Um relatório recente da Organização para a Cooperação e Desenvolvimento Econômico (OCDE) trouxe um aparente alívio ao debate sobre o futuro do trabalho: não há, por enquanto, indícios de que a inteligência artificial esteja causando uma redução generalizada de empregos nos países-membros. Pelo contrário, as taxas de emprego atingiram níveis recordes.
Esta fotografia panorâmica, contudo, esconde uma realidade mais complexa e fragmentada, especialmente dentro do próprio setor que impulsiona essa transformação. A leitura macro da OCDE ignora a reestruturação brutal em curso na indústria de tecnologia e a crescente dificuldade que os jovens enfrentam para conseguir o primeiro emprego, um paradoxo que define a fase atual da transição tecnológica.
O custo da eficiência
Enquanto a OCDE celebra a resiliência do mercado de trabalho, o setor de tecnologia vive uma onda de cortes. Segundo dados da plataforma TrueUp, citados pelo Canaltech, a indústria já somou quase 166 mil demissões em 2026, um ritmo que supera o do ano anterior. O mais irônico é que os maiores cortes vêm das mesmas empresas que mais investem em IA, como Oracle, Amazon, Meta e Microsoft. Juntas, as gigantes de nuvem e IA devem aportar cerca de US$ 700 bilhões em infraestrutura para a tecnologia neste ano.
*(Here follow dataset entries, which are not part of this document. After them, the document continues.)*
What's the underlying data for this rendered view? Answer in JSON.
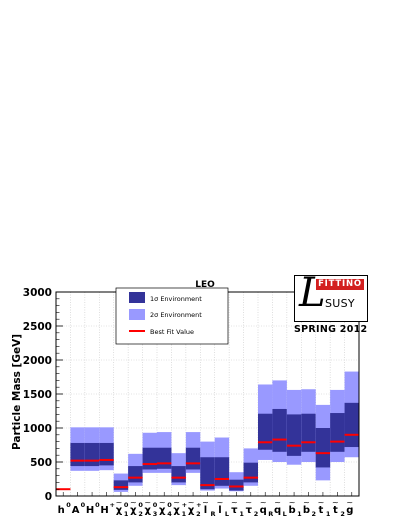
{
  "chart_data": {
    "type": "range-bar",
    "title": "LEO",
    "ylabel": "Particle Mass [GeV]",
    "ylim": [
      0,
      3000
    ],
    "yticks": [
      0,
      500,
      1000,
      1500,
      2000,
      2500,
      3000
    ],
    "grid": true,
    "legend_placement": "top-left",
    "legend": [
      {
        "label": "1σ Environment",
        "color": "#333399"
      },
      {
        "label": "2σ Environment",
        "color": "#9999ff"
      },
      {
        "label": "Best Fit Value",
        "color": "#ff0000"
      }
    ],
    "categories": [
      {
        "base": "h",
        "sup": "0",
        "sub": ""
      },
      {
        "base": "A",
        "sup": "0",
        "sub": ""
      },
      {
        "base": "H",
        "sup": "0",
        "sub": ""
      },
      {
        "base": "H",
        "sup": "+",
        "sub": ""
      },
      {
        "base": "χ",
        "sup": "0",
        "sub": "1",
        "tilde": true
      },
      {
        "base": "χ",
        "sup": "0",
        "sub": "2",
        "tilde": true
      },
      {
        "base": "χ",
        "sup": "0",
        "sub": "3",
        "tilde": true
      },
      {
        "base": "χ",
        "sup": "0",
        "sub": "4",
        "tilde": true
      },
      {
        "base": "χ",
        "sup": "+",
        "sub": "1",
        "tilde": true
      },
      {
        "base": "χ",
        "sup": "+",
        "sub": "2",
        "tilde": true
      },
      {
        "base": "l",
        "sup": "",
        "sub": "R",
        "tilde": true
      },
      {
        "base": "l",
        "sup": "",
        "sub": "L",
        "tilde": true
      },
      {
        "base": "τ",
        "sup": "",
        "sub": "1",
        "tilde": true
      },
      {
        "base": "τ",
        "sup": "",
        "sub": "2",
        "tilde": true
      },
      {
        "base": "q",
        "sup": "",
        "sub": "R",
        "tilde": true
      },
      {
        "base": "q",
        "sup": "",
        "sub": "L",
        "tilde": true
      },
      {
        "base": "b",
        "sup": "",
        "sub": "1",
        "tilde": true
      },
      {
        "base": "b",
        "sup": "",
        "sub": "2",
        "tilde": true
      },
      {
        "base": "t",
        "sup": "",
        "sub": "1",
        "tilde": true
      },
      {
        "base": "t",
        "sup": "",
        "sub": "2",
        "tilde": true
      },
      {
        "base": "g",
        "sup": "",
        "sub": "",
        "tilde": true
      }
    ],
    "sigma2": [
      [
        null,
        null
      ],
      [
        370,
        1010
      ],
      [
        370,
        1010
      ],
      [
        380,
        1010
      ],
      [
        60,
        330
      ],
      [
        150,
        620
      ],
      [
        340,
        930
      ],
      [
        340,
        940
      ],
      [
        160,
        630
      ],
      [
        340,
        940
      ],
      [
        80,
        800
      ],
      [
        110,
        860
      ],
      [
        70,
        350
      ],
      [
        150,
        700
      ],
      [
        530,
        1640
      ],
      [
        500,
        1700
      ],
      [
        460,
        1560
      ],
      [
        500,
        1570
      ],
      [
        230,
        1340
      ],
      [
        500,
        1560
      ],
      [
        570,
        1830
      ]
    ],
    "sigma1": [
      [
        null,
        null
      ],
      [
        440,
        780
      ],
      [
        440,
        780
      ],
      [
        450,
        780
      ],
      [
        90,
        230
      ],
      [
        200,
        440
      ],
      [
        390,
        710
      ],
      [
        400,
        710
      ],
      [
        200,
        440
      ],
      [
        390,
        710
      ],
      [
        100,
        570
      ],
      [
        150,
        570
      ],
      [
        80,
        240
      ],
      [
        200,
        490
      ],
      [
        680,
        1210
      ],
      [
        650,
        1280
      ],
      [
        590,
        1200
      ],
      [
        650,
        1210
      ],
      [
        420,
        1000
      ],
      [
        650,
        1220
      ],
      [
        720,
        1370
      ]
    ],
    "best_fit": [
      100,
      520,
      520,
      530,
      130,
      270,
      470,
      480,
      270,
      480,
      160,
      250,
      140,
      270,
      790,
      830,
      740,
      790,
      630,
      800,
      900
    ]
  },
  "logo": {
    "letter": "L",
    "top": "FITTINO",
    "bottom": "SUSY",
    "year": "SPRING 2012"
  }
}
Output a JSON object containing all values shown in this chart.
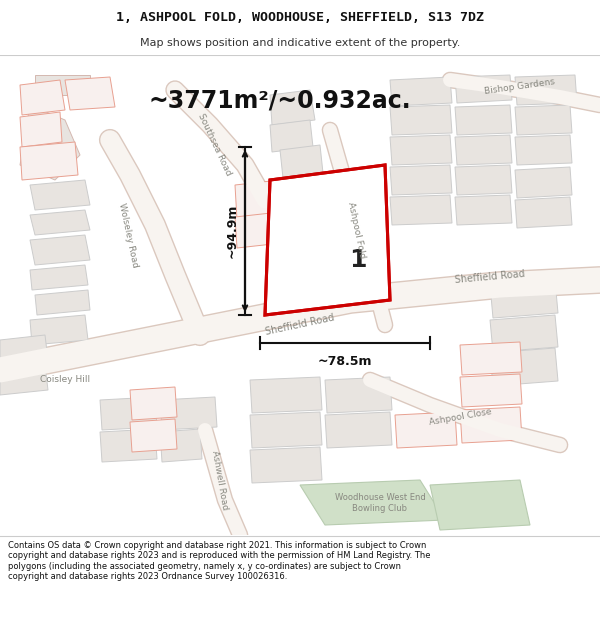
{
  "title_line1": "1, ASHPOOL FOLD, WOODHOUSE, SHEFFIELD, S13 7DZ",
  "title_line2": "Map shows position and indicative extent of the property.",
  "area_text": "~3771m²/~0.932ac.",
  "dim_width": "~78.5m",
  "dim_height": "~94.9m",
  "plot_label": "1",
  "footer_text": "Contains OS data © Crown copyright and database right 2021. This information is subject to Crown copyright and database rights 2023 and is reproduced with the permission of HM Land Registry. The polygons (including the associated geometry, namely x, y co-ordinates) are subject to Crown copyright and database rights 2023 Ordnance Survey 100026316.",
  "map_bg": "#f5f0ef",
  "road_fill": "#ffffff",
  "road_stroke": "#e8d0c8",
  "building_fill": "#e8e4e0",
  "building_stroke": "#d0c8c0",
  "plot_stroke": "#cc0000",
  "plot_fill": "#ffffff",
  "green_area": "#d8e8d0",
  "dim_color": "#111111",
  "text_color": "#555555",
  "header_color": "#111111"
}
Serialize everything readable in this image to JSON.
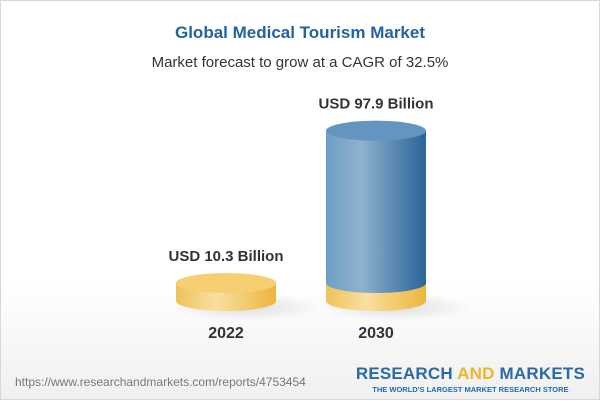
{
  "title": "Global Medical Tourism Market",
  "subtitle": "Market forecast to grow at a CAGR of 32.5%",
  "footer": {
    "url": "https://www.researchandmarkets.com/reports/4753454",
    "logo": {
      "part1": "RESEARCH",
      "part2": "AND",
      "part3": "MARKETS",
      "tagline": "THE WORLD'S LARGEST MARKET RESEARCH STORE"
    }
  },
  "colors": {
    "base": "#f2c45a",
    "bar": "#4a86b8",
    "title": "#2563a0"
  },
  "chart_data": {
    "type": "bar",
    "style": "3d-cylinder",
    "categories": [
      "2022",
      "2030"
    ],
    "values": [
      10.3,
      97.9
    ],
    "data_labels": [
      "USD 10.3 Billion",
      "USD 97.9 Billion"
    ],
    "unit": "USD Billion",
    "grid": false
  }
}
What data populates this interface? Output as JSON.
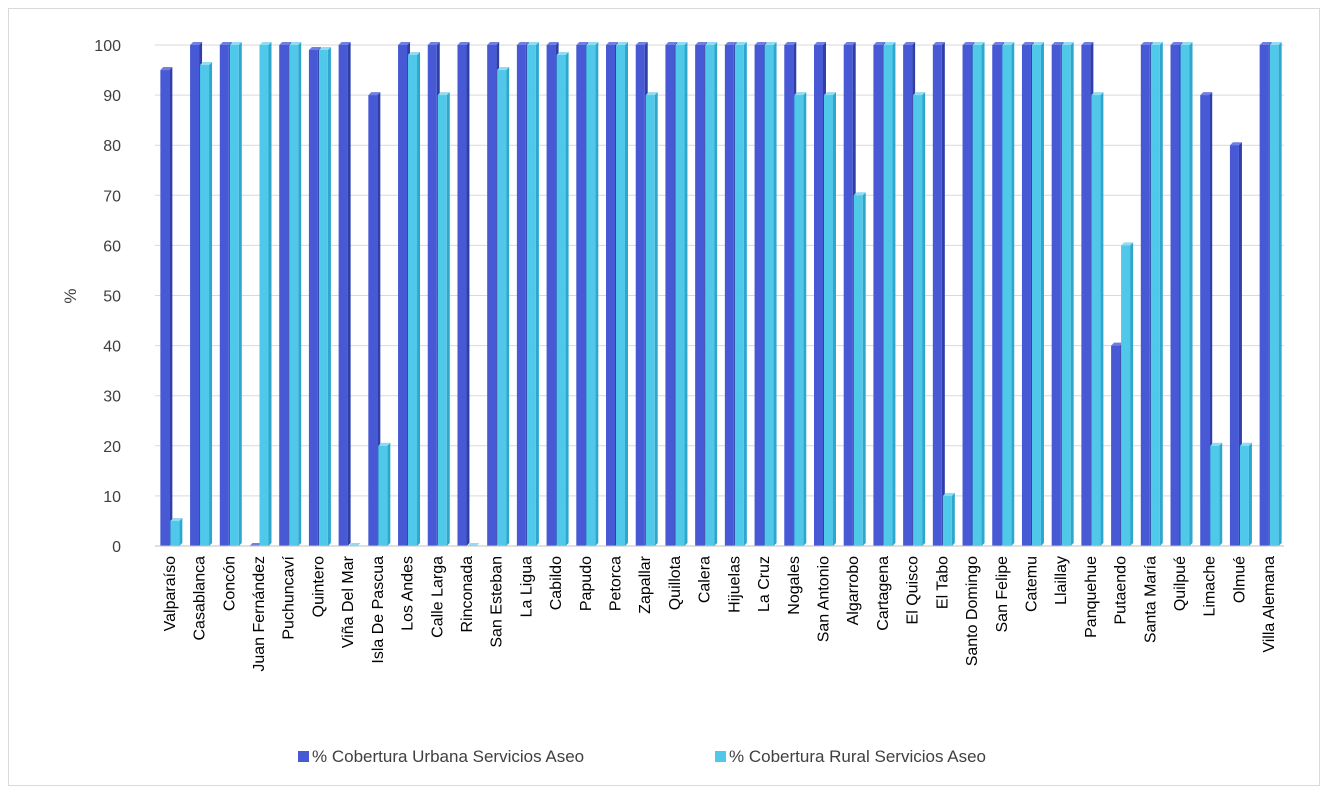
{
  "chart_data": {
    "type": "bar",
    "title": "",
    "xlabel": "",
    "ylabel": "%",
    "ylim": [
      0,
      100
    ],
    "yticks": [
      0,
      10,
      20,
      30,
      40,
      50,
      60,
      70,
      80,
      90,
      100
    ],
    "grid": "horizontal",
    "legend_position": "bottom",
    "categories": [
      "Valparaíso",
      "Casablanca",
      "Concón",
      "Juan Fernández",
      "Puchuncaví",
      "Quintero",
      "Viña Del Mar",
      "Isla De Pascua",
      "Los Andes",
      "Calle Larga",
      "Rinconada",
      "San Esteban",
      "La Ligua",
      "Cabildo",
      "Papudo",
      "Petorca",
      "Zapallar",
      "Quillota",
      "Calera",
      "Hijuelas",
      "La Cruz",
      "Nogales",
      "San Antonio",
      "Algarrobo",
      "Cartagena",
      "El Quisco",
      "El Tabo",
      "Santo Domingo",
      "San Felipe",
      "Catemu",
      "Llaillay",
      "Panquehue",
      "Putaendo",
      "Santa María",
      "Quilpué",
      "Limache",
      "Olmué",
      "Villa Alemana"
    ],
    "series": [
      {
        "name": "% Cobertura Urbana Servicios Aseo",
        "color": "#4759d4",
        "values": [
          95,
          100,
          100,
          0,
          100,
          99,
          100,
          90,
          100,
          100,
          100,
          100,
          100,
          100,
          100,
          100,
          100,
          100,
          100,
          100,
          100,
          100,
          100,
          100,
          100,
          100,
          100,
          100,
          100,
          100,
          100,
          100,
          40,
          100,
          100,
          90,
          80,
          100
        ]
      },
      {
        "name": "% Cobertura Rural Servicios Aseo",
        "color": "#4fc8ea",
        "values": [
          5,
          96,
          100,
          100,
          100,
          99,
          0,
          20,
          98,
          90,
          0,
          95,
          100,
          98,
          100,
          100,
          90,
          100,
          100,
          100,
          100,
          90,
          90,
          70,
          100,
          90,
          10,
          100,
          100,
          100,
          100,
          90,
          60,
          100,
          100,
          20,
          20,
          100
        ]
      }
    ]
  }
}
A explicação está na natureza da mudança. Não se trata de uma simples crise cíclica, mas de uma substituição estrutural de competências. Funções tradicionais de suporte, recrutamento e até de desenvolvimento de software estão sendo automatizadas ou se tornaram obsoletas. A demanda agora se concentra em um nicho de altíssima especialização: engenharia de IA, infraestrutura de nuvem e ciência de dados avançada.
A barreira de entrada
Essa bifurcação do mercado de trabalho tem uma vítima clara: os jovens. O mesmo relatório da OCDE, ainda que otimista no agregado, aponta que a entrada no mercado de trabalho continua “especialmente difícil” para a juventude, e que a IA generativa provavelmente tem relação com o fenômeno. O desemprego entre os mais novos, principalmente os sem diploma universitário, subiu em diversas geografias.
O paradoxo se completa aqui. A IA está, de fato, criando funções, mas estas são posições que exigem um nível de senioridade e especialização que um recém-formado simplesmente não possui. Ao mesmo tempo, as posições de entrada, que historicamente serviam como porta de acesso e formação, estão desaparecendo. O resultado é um descasamento profundo entre a oferta de vagas e a qualificação da força de trabalho que busca sua primeira oportunidade.
O cenário descrito pela OCDE é estatisticamente correto, mas pode ser perigosamente enganoso. A estabilidade no número total de empregos mascara a turbulência e a crescente desigualdade de acesso que a IA está gerando. O desafio para governos e empresas não é apenas garantir que haja empregos, mas que existam pontes para que as pessoas consigam atravessar para o novo lado da economia.